The switch to a multi-year target would be aimed at providing longer-term certainty to the refining and biofuels industries, which have battled nearly constantly over the annual mandates since they began more than a decade ago under the U.S. Renewable Fuel Standard (RFS).

"They're trying to put together a proposal for 2023, 2024 and 2025 where once they put the proposals together, then they don't have to go back in and they don't have to change and modify the volumes," said one of the sources, who requested anonymity to speak candidly about the discussions.

The EPA has been ordered to propose a rulemaking for 2023 mandates by Nov. 16, according to a legal document in July.

The Environmental Protection Agency, which administers the RFS, declined to comment for this article.

Under the RFS, oil refiners must blend billions of gallons of biofuels into the nation's fuel mix, or buy tradable credits known as RINs from those that do. The policy aims to reduce energy imports, help farmers, and cut greenhouse gas emissions.

While Congress set out specific goals through 2022, the law expands the EPA's authority to change the way the RFS is administered. Starting next year, the agency will have leeway to set multi-year mandates and make other changes.

Previously, sources told Reuters the EPA is studying ways to use the RFS to support electric vehicles, sustainable aviation fuel and hydrogen. The EPA has not shared its plans.

The annual rulemaking process had created a nonstop lobbying battle over the mandates for the powerful oil and corn lobbies. The oil industry says the requirements are expensive and threaten blue-collar refinery jobs; the agriculture industry likes the mandates which boost demand for products such as corn-based ethanol.

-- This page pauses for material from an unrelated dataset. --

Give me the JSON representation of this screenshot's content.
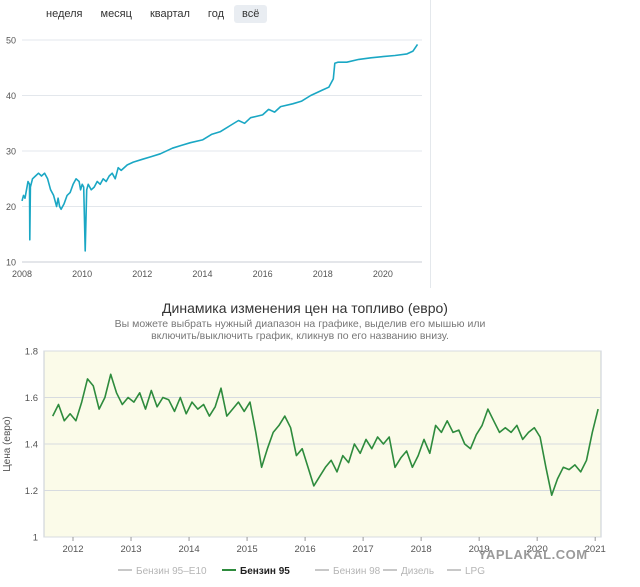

Both sectors welcome a multi-year rulemaking to increase market certainty, but some worry the shift could unintentionally distort markets if long-term mandates over- or under-shoot actual demand.

An unexpected slump in energy demand in 2020 due to the COVID pandemic, for example, led the EPA to trim biofuel blending mandates for that year. Biofuel advocates, meanwhile, say rising public subsidies for the industry could also grow production in unexpected ways.

The Inflation Reduction Act, a massive climate legislation deal, included extended credits for biodiesel and incentives for sustainable aviation fuel needed to reduce emissions from the airline industry. Both fuels already qualify for credits under the RFS.